Les gens se marient de moins en moins au Québec. Chez ceux et celles qui ont 40 ans et moins, on préfère l’union libre. Et lorsque deux personnes choisissent de s’épouser, c’est de moins en moins devant un ministre du culte.
Scrutant chaque année les milliers de relevés que signent les nouveaux époux après leur mariage, la démographe Anne Binette Charbonneau confirme ces tendances. C’est elle qui signe le chapitre sur les mariages, la nuptialité et la situation conjugale des Québécois dans l’édition 2017 du Bilan démographique du Québec, une publication annuelle de l’Institut de la statistique du Québec. Sa conclusion pour l’an 2016 est directe: «le nombre des mariage religieux diminue au sein de l’ensemble des mariages au bénéfice des mariages civils qui continuent de gagner en popularité».
En compilant les bulletins de mariage qui sont remplis puis acheminés au Directeur de l’état civil du Québec, Mme Binette Charbonneau peut même dire avec exactitude que 21 949 mariages ont été célébrés au Québec en 2016 lors de cérémonies civiles ou religieuses, soit 450 de moins qu’en 2015.
La démographe ajoute qu’en 2016, c’est moins de la moitié des mariages qui ont été célébrés devant un ministre du culte. Plus précisément, 42 % des mariages de conjoints de sexe opposé se sont tenus devant un prêtre, un pasteur ou un officiant mandaté par l’une ou l’autre des quelque 300 institutions religieuses, religions ou Églises reconnues par le Directeur de l’état civil du Québec. Lorsque les conjoints sont de même sexe, seuls 13 % des mariages ont été célébrés devant un ministre du culte.
Le rapport annuel de l’Institut de la statistique du Québec ne mentionne toutefois pas le nombre de mariages qui ont été célébrés par chacun des différents ministres du culte ou encore le lieu où s’est tenu le mariage religieux. On ne sait donc pas quelle Église célèbre le plus de mariages au Québec, ni combien de mariages entre partenaires de même sexe ont été présidés par des prêtres ou des pasteurs de l’Église Unie ou encore de l’Église anglicane, par exemple. (En juillet 2016, les dirigeants de l’Église anglicane du Canada ont approuvé une modification des statuts de l’Église afin de permettre le mariage entre conjoints de même sexe, un vote qui doit toutefois être tenu de nouveau lors du Synode général de cette Église en 2019.)
Les données du Bilan démographique du Québec révèlent qu’en 2016, dans le tiers des mariages célébrés, au moins l’un des partenaires a déjà été marié.
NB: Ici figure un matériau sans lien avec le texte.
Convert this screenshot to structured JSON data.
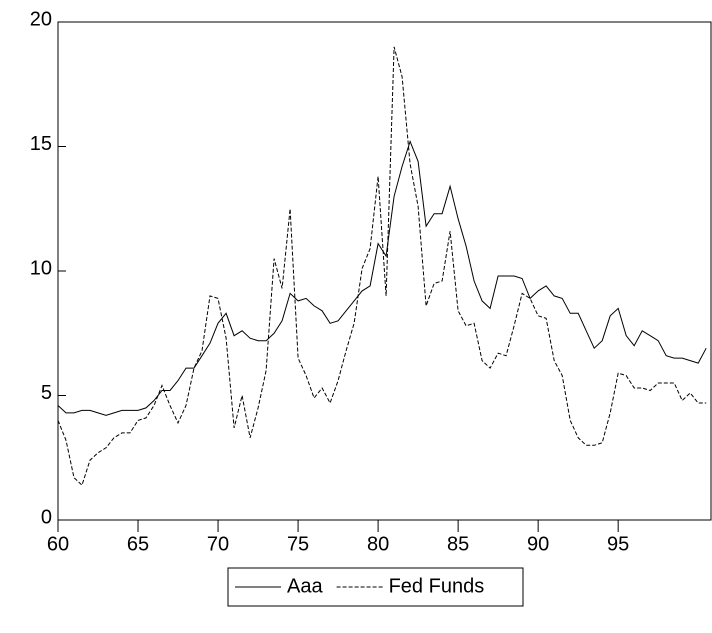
{
  "chart_data": {
    "type": "line",
    "x": [
      60,
      60.5,
      61,
      61.5,
      62,
      62.5,
      63,
      63.5,
      64,
      64.5,
      65,
      65.5,
      66,
      66.5,
      67,
      67.5,
      68,
      68.5,
      69,
      69.5,
      70,
      70.5,
      71,
      71.5,
      72,
      72.5,
      73,
      73.5,
      74,
      74.5,
      75,
      75.5,
      76,
      76.5,
      77,
      77.5,
      78,
      78.5,
      79,
      79.5,
      80,
      80.5,
      81,
      81.5,
      82,
      82.5,
      83,
      83.5,
      84,
      84.5,
      85,
      85.5,
      86,
      86.5,
      87,
      87.5,
      88,
      88.5,
      89,
      89.5,
      90,
      90.5,
      91,
      91.5,
      92,
      92.5,
      93,
      93.5,
      94,
      94.5,
      95,
      95.5,
      96,
      96.5,
      97,
      97.5,
      98,
      98.5,
      99,
      99.5,
      100,
      100.5
    ],
    "series": [
      {
        "name": "Aaa",
        "color": "#000000",
        "style": "solid",
        "values": [
          4.6,
          4.3,
          4.3,
          4.4,
          4.4,
          4.3,
          4.2,
          4.3,
          4.4,
          4.4,
          4.4,
          4.5,
          4.8,
          5.2,
          5.2,
          5.6,
          6.1,
          6.1,
          6.6,
          7.1,
          7.9,
          8.3,
          7.4,
          7.6,
          7.3,
          7.2,
          7.2,
          7.5,
          8.0,
          9.1,
          8.8,
          8.9,
          8.6,
          8.4,
          7.9,
          8.0,
          8.4,
          8.8,
          9.2,
          9.4,
          11.1,
          10.6,
          13.0,
          14.2,
          15.2,
          14.4,
          11.8,
          12.3,
          12.3,
          13.4,
          12.1,
          11.0,
          9.6,
          8.8,
          8.5,
          9.8,
          9.8,
          9.8,
          9.7,
          8.9,
          9.2,
          9.4,
          9.0,
          8.9,
          8.3,
          8.3,
          7.6,
          6.9,
          7.2,
          8.2,
          8.5,
          7.4,
          7.0,
          7.6,
          7.4,
          7.2,
          6.6,
          6.5,
          6.5,
          6.4,
          6.3,
          6.9
        ]
      },
      {
        "name": "Fed Funds",
        "color": "#000000",
        "style": "dashed",
        "values": [
          4.0,
          3.2,
          1.7,
          1.4,
          2.4,
          2.7,
          2.9,
          3.3,
          3.5,
          3.5,
          4.0,
          4.1,
          4.6,
          5.4,
          4.6,
          3.9,
          4.6,
          6.1,
          6.8,
          9.0,
          8.9,
          7.3,
          3.7,
          5.0,
          3.3,
          4.5,
          6.0,
          10.5,
          9.3,
          12.5,
          6.5,
          5.8,
          4.9,
          5.3,
          4.7,
          5.6,
          6.8,
          7.9,
          10.1,
          10.9,
          13.8,
          9.0,
          19.0,
          17.8,
          14.3,
          12.6,
          8.6,
          9.5,
          9.6,
          11.6,
          8.4,
          7.8,
          7.9,
          6.4,
          6.1,
          6.7,
          6.6,
          7.8,
          9.1,
          8.9,
          8.2,
          8.1,
          6.4,
          5.8,
          4.0,
          3.3,
          3.0,
          3.0,
          3.1,
          4.3,
          5.9,
          5.8,
          5.3,
          5.3,
          5.2,
          5.5,
          5.5,
          5.5,
          4.8,
          5.1,
          4.7,
          4.7
        ]
      }
    ],
    "xlim": [
      60,
      100.8
    ],
    "xticks": [
      60,
      65,
      70,
      75,
      80,
      85,
      90,
      95
    ],
    "ylim": [
      0,
      20
    ],
    "yticks": [
      0,
      5,
      10,
      15,
      20
    ],
    "grid": false,
    "legend": "bottom"
  }
}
On apprend aussi que trois mariages sur dix comptent au moins un conjoint né à l’étranger. Enfin, l’auteure peut aussi affirmer que «les trois quarts des couples choisissent de se marier un samedi» plutôt qu’un autre jour de la semaine.
L’âge des mariés n’a pas cessé d’augmenter depuis 80 ans, observe encore Anne Binette Charbonneau. «À 25 ans, 54 % des hommes et 70 % des femmes nés en 1945-1946 étaient mariés. Chez les hommes et les femmes nés vingt ans plus tard, soit en 1965-1966, cette proportion n’était plus que de 14 % et de 28 % respectivement. La baisse s’est poursuivie chez les générations nées dans les années 1970 et encore un peu chez celles qui sont nées au cours de la décennie 1980. À peine 2 % des hommes et 5 % des femmes de la génération 1991-1992 sont mariés à 25 ans», a calculé la démographe.
Elle confirme qu’aujourd’hui «l’union libre est plus populaire que le mariage chez les moins de 40 ans». À titre de comparaison, elle note qu’en 1981, «seulement 8 % des personnes vivant en couple n’étaient pas mariées avec leur conjoint. Cette part s’est élevée progressivement au cours des années suivantes et se situe à 39 % en 2016».
Se mariera-t-on encore à l’église dans vingt-cinq ans? «C’est difficile de faire des projections dans ce domaine parce que ce sont des événements liés à la culture», dit Anne Binette Charbonneau. «Si pour une raison, les gens retrouvaient le désir de se marier et de se marier devant un ministre du culte, ce serait possible. Mais c’est bien difficile de voir dans quelle direction cela pourrait aller».
La décision de se marier ou de vivre en union libre est liée à des normes sociales, note-t-elle. «Si tous nos amis ont agi ainsi, alors on fait de même.»